Он отошел от них, и Эмма взглянула на Дронго, словно ожидая поддержки своей позиции. Но Дронго оказался еще более жестоким.
– Она могла сначала дать молоко дочери, а потом использовать эту чашку уже в других целях, – проговорил он.
– Не может быть. Тогда нужно согласиться, что именно моя старшая сестра отравила сначала свою свекровь, а затем и жену своего бывшего воздыхателя.
– Он не только воздыхатель, но еще и отец девочки. А теперь ответьте мне честно и прямо: Герман действительно знал, что это не его дочь? Только честно.
– Моя сестра не стала бы его так нагло обманывать, – ответила Эмма. – Она сразу сказала Герману, что связь с Арнольдом была ее ошибкой. Минутная слабость, за которую она была вынуждена расплатиться. Врачи не разрешили ей делать аборт. И она все рассказала Герману. Он удочерил девочку, дал ей свою фамилию. Конечно, он все знал, иначе не было бы смысла им жить вместе.

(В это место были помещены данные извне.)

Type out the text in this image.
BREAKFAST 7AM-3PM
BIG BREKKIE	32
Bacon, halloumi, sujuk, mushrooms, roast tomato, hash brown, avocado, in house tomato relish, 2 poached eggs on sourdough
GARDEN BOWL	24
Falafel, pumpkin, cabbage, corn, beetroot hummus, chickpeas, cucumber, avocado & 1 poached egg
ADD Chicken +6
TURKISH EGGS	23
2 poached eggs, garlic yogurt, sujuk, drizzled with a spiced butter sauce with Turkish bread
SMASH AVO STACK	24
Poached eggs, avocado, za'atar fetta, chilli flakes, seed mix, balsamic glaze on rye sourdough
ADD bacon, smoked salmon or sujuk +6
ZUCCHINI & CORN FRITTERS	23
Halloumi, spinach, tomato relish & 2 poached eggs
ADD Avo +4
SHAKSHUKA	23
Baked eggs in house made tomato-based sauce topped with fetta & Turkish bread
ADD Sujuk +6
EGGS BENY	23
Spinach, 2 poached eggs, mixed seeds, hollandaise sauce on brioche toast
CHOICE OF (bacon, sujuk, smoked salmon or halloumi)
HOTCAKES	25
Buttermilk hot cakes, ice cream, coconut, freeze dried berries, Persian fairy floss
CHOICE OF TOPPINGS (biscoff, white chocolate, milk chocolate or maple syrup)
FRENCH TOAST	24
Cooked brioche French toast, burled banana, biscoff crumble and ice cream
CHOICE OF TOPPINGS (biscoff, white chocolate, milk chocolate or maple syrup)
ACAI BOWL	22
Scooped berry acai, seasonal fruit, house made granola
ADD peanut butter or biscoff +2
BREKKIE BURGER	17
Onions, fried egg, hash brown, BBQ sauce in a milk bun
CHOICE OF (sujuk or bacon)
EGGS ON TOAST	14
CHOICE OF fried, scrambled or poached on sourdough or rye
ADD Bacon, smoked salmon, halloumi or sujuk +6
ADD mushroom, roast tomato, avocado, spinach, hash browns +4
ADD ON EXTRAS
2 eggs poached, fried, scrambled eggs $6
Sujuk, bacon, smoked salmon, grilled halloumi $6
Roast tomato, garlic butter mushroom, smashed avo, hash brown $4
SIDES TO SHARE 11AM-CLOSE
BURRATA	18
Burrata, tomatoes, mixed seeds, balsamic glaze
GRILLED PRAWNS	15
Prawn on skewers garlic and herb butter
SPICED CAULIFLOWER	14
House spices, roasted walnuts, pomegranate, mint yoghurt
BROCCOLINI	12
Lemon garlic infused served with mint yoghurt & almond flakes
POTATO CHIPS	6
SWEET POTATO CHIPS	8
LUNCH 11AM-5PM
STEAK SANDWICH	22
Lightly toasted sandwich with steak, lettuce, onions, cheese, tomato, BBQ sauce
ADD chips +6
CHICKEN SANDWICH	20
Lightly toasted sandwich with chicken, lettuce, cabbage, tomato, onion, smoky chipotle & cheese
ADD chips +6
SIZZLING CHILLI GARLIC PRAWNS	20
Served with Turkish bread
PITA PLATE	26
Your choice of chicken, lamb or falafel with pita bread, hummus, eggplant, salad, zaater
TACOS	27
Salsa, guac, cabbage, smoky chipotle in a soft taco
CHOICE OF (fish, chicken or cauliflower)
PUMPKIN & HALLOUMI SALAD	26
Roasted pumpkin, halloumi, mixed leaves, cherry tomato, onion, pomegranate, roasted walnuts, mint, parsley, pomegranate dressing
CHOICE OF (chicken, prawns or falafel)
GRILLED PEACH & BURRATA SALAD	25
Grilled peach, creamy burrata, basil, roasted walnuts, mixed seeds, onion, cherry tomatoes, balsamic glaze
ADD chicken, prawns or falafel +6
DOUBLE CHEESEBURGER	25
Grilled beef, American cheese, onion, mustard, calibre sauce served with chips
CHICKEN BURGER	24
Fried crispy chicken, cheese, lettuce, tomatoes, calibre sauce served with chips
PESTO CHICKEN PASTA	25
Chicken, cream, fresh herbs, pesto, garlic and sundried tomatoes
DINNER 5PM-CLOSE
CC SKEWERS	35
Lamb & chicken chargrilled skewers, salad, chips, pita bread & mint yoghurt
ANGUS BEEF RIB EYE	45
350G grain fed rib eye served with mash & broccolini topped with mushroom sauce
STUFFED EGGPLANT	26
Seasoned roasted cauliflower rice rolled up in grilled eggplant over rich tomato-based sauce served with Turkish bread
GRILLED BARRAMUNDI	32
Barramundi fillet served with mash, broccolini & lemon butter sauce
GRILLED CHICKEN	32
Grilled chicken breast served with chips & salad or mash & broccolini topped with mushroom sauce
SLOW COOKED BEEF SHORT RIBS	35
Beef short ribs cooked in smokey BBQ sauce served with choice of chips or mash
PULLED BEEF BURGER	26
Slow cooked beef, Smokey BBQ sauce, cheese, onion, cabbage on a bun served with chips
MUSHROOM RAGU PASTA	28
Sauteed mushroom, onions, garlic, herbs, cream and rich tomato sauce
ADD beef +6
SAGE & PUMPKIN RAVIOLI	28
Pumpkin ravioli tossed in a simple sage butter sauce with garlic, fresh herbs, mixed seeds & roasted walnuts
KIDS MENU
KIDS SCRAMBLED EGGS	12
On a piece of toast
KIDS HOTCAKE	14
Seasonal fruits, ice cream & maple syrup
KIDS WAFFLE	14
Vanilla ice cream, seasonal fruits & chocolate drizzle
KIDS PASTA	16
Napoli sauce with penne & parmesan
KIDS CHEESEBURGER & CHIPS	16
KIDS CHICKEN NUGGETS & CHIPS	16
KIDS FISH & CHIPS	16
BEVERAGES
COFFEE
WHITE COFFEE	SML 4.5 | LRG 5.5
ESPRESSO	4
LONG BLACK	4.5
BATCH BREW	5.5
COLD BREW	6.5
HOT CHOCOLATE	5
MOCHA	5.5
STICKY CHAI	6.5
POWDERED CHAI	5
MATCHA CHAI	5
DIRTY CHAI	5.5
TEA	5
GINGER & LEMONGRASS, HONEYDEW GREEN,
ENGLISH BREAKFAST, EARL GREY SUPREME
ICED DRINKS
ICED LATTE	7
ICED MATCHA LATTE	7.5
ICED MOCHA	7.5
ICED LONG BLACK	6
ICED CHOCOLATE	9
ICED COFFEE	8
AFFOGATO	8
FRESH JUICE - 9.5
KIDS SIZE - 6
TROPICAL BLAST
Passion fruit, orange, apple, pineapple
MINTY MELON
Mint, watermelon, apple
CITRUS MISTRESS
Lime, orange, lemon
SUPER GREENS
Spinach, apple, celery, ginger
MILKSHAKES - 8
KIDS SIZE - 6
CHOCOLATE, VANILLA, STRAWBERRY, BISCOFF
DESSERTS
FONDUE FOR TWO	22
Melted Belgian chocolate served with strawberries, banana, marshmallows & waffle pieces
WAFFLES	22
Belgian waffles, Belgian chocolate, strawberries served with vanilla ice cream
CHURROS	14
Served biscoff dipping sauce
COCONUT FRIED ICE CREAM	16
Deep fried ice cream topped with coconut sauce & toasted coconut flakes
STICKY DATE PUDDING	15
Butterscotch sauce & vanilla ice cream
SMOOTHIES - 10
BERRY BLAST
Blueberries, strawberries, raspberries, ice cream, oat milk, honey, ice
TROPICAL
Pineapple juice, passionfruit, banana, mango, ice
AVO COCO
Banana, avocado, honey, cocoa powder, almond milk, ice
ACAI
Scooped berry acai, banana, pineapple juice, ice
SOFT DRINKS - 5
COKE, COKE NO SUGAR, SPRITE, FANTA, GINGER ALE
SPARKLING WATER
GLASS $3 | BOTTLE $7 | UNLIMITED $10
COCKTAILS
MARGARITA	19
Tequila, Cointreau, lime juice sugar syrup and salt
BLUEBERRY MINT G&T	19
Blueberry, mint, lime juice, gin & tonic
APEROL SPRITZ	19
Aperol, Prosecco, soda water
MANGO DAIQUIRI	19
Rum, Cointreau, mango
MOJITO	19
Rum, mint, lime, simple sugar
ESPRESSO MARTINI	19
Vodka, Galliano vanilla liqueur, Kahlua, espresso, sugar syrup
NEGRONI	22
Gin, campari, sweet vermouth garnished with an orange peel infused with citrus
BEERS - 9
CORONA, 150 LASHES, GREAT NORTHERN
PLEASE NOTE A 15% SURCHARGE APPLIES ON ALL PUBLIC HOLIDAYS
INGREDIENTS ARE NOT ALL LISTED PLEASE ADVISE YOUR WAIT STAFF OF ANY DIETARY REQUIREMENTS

– А остальные члены семьи знали?
– Не должны были знать, но, по-моему, знали. Наверно, Герман кому-то из них шепнул правду. Либо матери, которую очень любил, либо своей сестре. А те уже передали друг другу. Я иногда думаю, что, возможно, поэтому Марта ненавидела мою сестру. Возможно, ей не нравилась сама мысль, что ее сын должен растить чужого ребенка, не имея шансов на рождение собственного. Анне врачи раз и навсегда запретили рожать, первые роды у нее были очень тяжелые. Наверное, Марте все это не нравилось. И тут я ее как раз понимаю. Кому понравится то, что твой сын женат на женщине, умудрившейся родить от чужого мужчины. Конечно, нелепо и очень стыдно. Но так все получилось, и Герман проявил благородство, поняв, что Анна не собирается изменять ему в будущем.
– У вас в семье сложные взаимоотношения, – покачал головой Дронго, – просто непонятно, как гроза не разразилась раньше. Здесь все так сильно не любили друг друга.
– Обычная семья, – усмехнулась Эмма, – в других отношения бывают ничуть не лучше. Родственники обычно не любят друг друга, расходятся, разводятся, разругиваются. Делят имущество. Дети уходят от родителей. Родители отказываются от детей. Братья и сестры не общаются годами. Это наша цивилизация в новом веке! – несколько патетически воскликнула Эмма. – Что вы еще хотите? Герман и Анна хотя бы нормально живут друг с другом. А я не смогла даже этого сделать, и мне пришлось пойти на окончательный разрыв с моим благоверным. Что тоже, наверно, не самый лучший вариант в семейной жизни.
– У него есть родители?
– Конечно. И мать, и отец. Только мой муж с ними вообще не общался. Я даже не знаю, что лучше. Общаться так тесно со своей матерью, как Герман, или вообще не общаться, как мой муж. За пять лет своего замужества я видела их не больше трех-четырех раз. Правда, они живут на севере страны, в небольшом городе рядом с Гамбургом, но все равно можно было навещать их гораздо чаще. Однако мой муж считал правильным справляться об их жизни, здоровье один раз в несколько месяцев. Как, впрочем, и они по отношению к нему. Для нас, прибывших из Казахстана, где помнили своих родственников до седьмого колена и троюродных братьев и сестер считали близкими родственниками, все это казалось на первых порах диким и невозможным. А потом мы привыкли. Люди живут так, как им нравится жить. Никого нельзя переделать или заставить измениться по собственному желанию. Здесь совсем другие нравы и другие порядки. Я даже думаю, что отношения Марты с детьми были выстроены таким образом именно потому, что они были не стопроцентными немцами. То есть не родились здесь и не приняли законы отчуждения с детства. Иногда родители и дети не видятся годами. И годами не звонят друг другу. Мы с Аней общаемся каждый день. И если не позвоним друг другу, то сразу начинаем беспокоиться. Но в Европе свои правила и свой менталитет.